In this project, a pre-trained Transformer model was fine-tuned
for multi-class job title classification.

In [None]:
!pip install transformers datasets torch scikit-learn

In [None]:
import torch
from transformers import BertTokenizer, BertForSequenceClassification
from transformers import Trainer, TrainingArguments
from datasets import Dataset

In [None]:
X_train, X_test, y_train, y_test = train_test_split(
    df['Job Description'],
    df['Job Title_encoded'],
    test_size=0.3,
    random_state=42,
    stratify=df['Job Title_encoded']
)

In [None]:
train_df = pd.DataFrame({'text': X_train, 'label': y_train})
test_df = pd.DataFrame({'text': X_test, 'label': y_test})
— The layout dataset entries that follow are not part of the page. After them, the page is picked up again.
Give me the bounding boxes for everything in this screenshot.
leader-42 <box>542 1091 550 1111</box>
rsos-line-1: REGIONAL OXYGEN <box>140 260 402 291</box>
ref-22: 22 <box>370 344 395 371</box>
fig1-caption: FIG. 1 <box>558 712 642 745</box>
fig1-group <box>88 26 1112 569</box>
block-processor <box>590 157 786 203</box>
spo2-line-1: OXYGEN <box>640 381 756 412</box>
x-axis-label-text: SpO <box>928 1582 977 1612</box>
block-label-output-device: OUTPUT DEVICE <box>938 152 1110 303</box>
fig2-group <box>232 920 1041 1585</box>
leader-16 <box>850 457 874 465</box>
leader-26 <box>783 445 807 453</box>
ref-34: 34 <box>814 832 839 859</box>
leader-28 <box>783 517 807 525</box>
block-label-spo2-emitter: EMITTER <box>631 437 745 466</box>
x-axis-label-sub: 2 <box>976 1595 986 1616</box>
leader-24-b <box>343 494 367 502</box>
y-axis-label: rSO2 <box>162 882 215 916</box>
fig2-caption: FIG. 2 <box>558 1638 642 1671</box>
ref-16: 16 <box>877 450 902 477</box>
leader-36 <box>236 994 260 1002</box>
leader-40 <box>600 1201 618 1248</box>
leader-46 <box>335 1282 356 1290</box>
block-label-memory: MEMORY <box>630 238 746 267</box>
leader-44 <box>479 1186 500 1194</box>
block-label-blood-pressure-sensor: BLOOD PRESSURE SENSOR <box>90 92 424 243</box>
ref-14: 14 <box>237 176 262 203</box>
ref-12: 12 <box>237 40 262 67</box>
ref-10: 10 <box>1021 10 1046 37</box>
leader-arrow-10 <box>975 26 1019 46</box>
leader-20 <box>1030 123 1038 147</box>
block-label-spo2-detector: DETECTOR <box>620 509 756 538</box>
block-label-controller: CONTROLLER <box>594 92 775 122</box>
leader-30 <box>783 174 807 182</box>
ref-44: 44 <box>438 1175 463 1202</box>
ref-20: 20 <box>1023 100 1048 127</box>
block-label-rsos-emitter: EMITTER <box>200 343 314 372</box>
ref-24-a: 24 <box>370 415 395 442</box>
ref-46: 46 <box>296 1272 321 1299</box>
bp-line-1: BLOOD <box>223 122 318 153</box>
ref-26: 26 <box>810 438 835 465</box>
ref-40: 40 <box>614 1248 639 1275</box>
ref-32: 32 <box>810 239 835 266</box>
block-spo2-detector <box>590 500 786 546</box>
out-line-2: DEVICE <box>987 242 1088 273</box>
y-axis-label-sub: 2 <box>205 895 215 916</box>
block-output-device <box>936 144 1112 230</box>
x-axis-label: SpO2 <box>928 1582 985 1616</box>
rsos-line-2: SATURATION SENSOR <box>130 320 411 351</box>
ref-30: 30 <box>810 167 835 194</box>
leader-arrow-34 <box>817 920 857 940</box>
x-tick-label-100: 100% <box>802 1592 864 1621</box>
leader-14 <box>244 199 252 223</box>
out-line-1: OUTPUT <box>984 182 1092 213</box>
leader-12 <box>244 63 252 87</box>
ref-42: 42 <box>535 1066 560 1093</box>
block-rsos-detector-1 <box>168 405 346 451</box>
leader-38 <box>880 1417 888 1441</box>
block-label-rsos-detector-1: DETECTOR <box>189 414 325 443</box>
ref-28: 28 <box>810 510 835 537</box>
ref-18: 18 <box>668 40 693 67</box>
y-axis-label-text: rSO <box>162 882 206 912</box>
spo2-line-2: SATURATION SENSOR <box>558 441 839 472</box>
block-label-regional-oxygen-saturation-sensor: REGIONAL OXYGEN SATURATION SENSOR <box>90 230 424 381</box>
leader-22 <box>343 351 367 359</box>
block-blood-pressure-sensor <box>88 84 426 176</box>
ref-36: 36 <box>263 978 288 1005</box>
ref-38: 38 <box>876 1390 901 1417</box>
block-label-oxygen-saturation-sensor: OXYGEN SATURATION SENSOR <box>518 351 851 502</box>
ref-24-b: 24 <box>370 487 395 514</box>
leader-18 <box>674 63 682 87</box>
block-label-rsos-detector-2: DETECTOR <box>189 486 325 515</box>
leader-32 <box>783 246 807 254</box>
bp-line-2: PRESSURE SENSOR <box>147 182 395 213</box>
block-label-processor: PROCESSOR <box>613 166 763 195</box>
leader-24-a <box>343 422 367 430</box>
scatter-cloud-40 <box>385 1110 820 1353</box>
train_dataset = Dataset.from_pandas(train_df)
test_dataset = Dataset.from_pandas(test_df)

In [None]:
tokenizer = BertTokenizer.from_pretrained('bert-base-uncased')

In [None]:
def tokenize_function(example):
    return tokenizer(
        example['text'],
        padding='max_length',
        truncation=True,
        max_length=128
    )

train_dataset = train_dataset.map(tokenize_function, batched=True)
test_dataset = test_dataset.map(tokenize_function, batched=True)

train_dataset.set_format(type='torch', columns=['input_ids', 'attention_mask', 'label'])
test_dataset.set_format(type='torch', columns=['input_ids', 'attention_mask', 'label'])

In [None]:
model = BertForSequenceClassification.from_pretrained(
    'bert-base-uncased',
    num_labels=15
)

In [None]:
from sklearn.metrics import accuracy_score, precision_recall_fscore_support

def compute_metrics(eval_pred):
    logits, labels = eval_pred
    predictions = np.argmax(logits, axis=1)
    precision, recall, f1, _ = precision_recall_fscore_support(
        labels, predictions, average='weighted'
    )
    acc = accuracy_score(labels, predictions)
    return {
        'accuracy': acc,
        'f1': f1,
        'precision': precision,
        'recall': recall
    }

##BERT (bert-base-uncased)

BERT is a bidirectional Transformer model pre-trained on large corpora.
It understands context from both left and right directions.

Configuration:
- Model: bert-base-uncased
- Max Length: 128
- Epochs: 2
- Batch Size: 8
- Learning Rate: 2e-5

In [None]:
training_args = TrainingArguments(
    output_dir='./results',
    eval_strategy='epoch',
    learning_rate=2e-5,
    per_device_train_batch_size=8,
    per_device_eval_batch_size=8,
    num_train_epochs=2,
    weight_decay=0.01,
    logging_dir='./logs',
    load_best_model_at_end=True,
    save_strategy='epoch'
)

In [None]:
trainer = Trainer(
    model=model,
    args=training_args,
    train_dataset=train_dataset,
    eval_dataset=test_dataset,
    compute_metrics=compute_metrics,
)

In [None]:
trainer.train()

In [None]:
predictions = trainer.predict(test_dataset)
y_pred = np.argmax(predictions.predictions, axis=1)

print("Accuracy:", accuracy_score(y_test, y_pred))

##Results

The fine-tuned BERT model achieved:

- Accuracy: ~79%
- Weighted F1-score: ~0.79


##Final Conclusion

This project compared multiple NLP approaches for multi-class job title prediction, including TF-IDF, Word2Vec, LSTM, and BERT.

Among all models, **TF-IDF + Logistic Regression achieved the highest accuracy (~83%)**, indicating that the dataset is strongly driven by keyword-level patterns.

While advanced models like LSTM and BERT provided contextual understanding, classical linear modeling generalized better due to the dataset size and problem structure.

This demonstrates that effective model selection depends on data characteristics, and higher model complexity does not always guarantee better performance.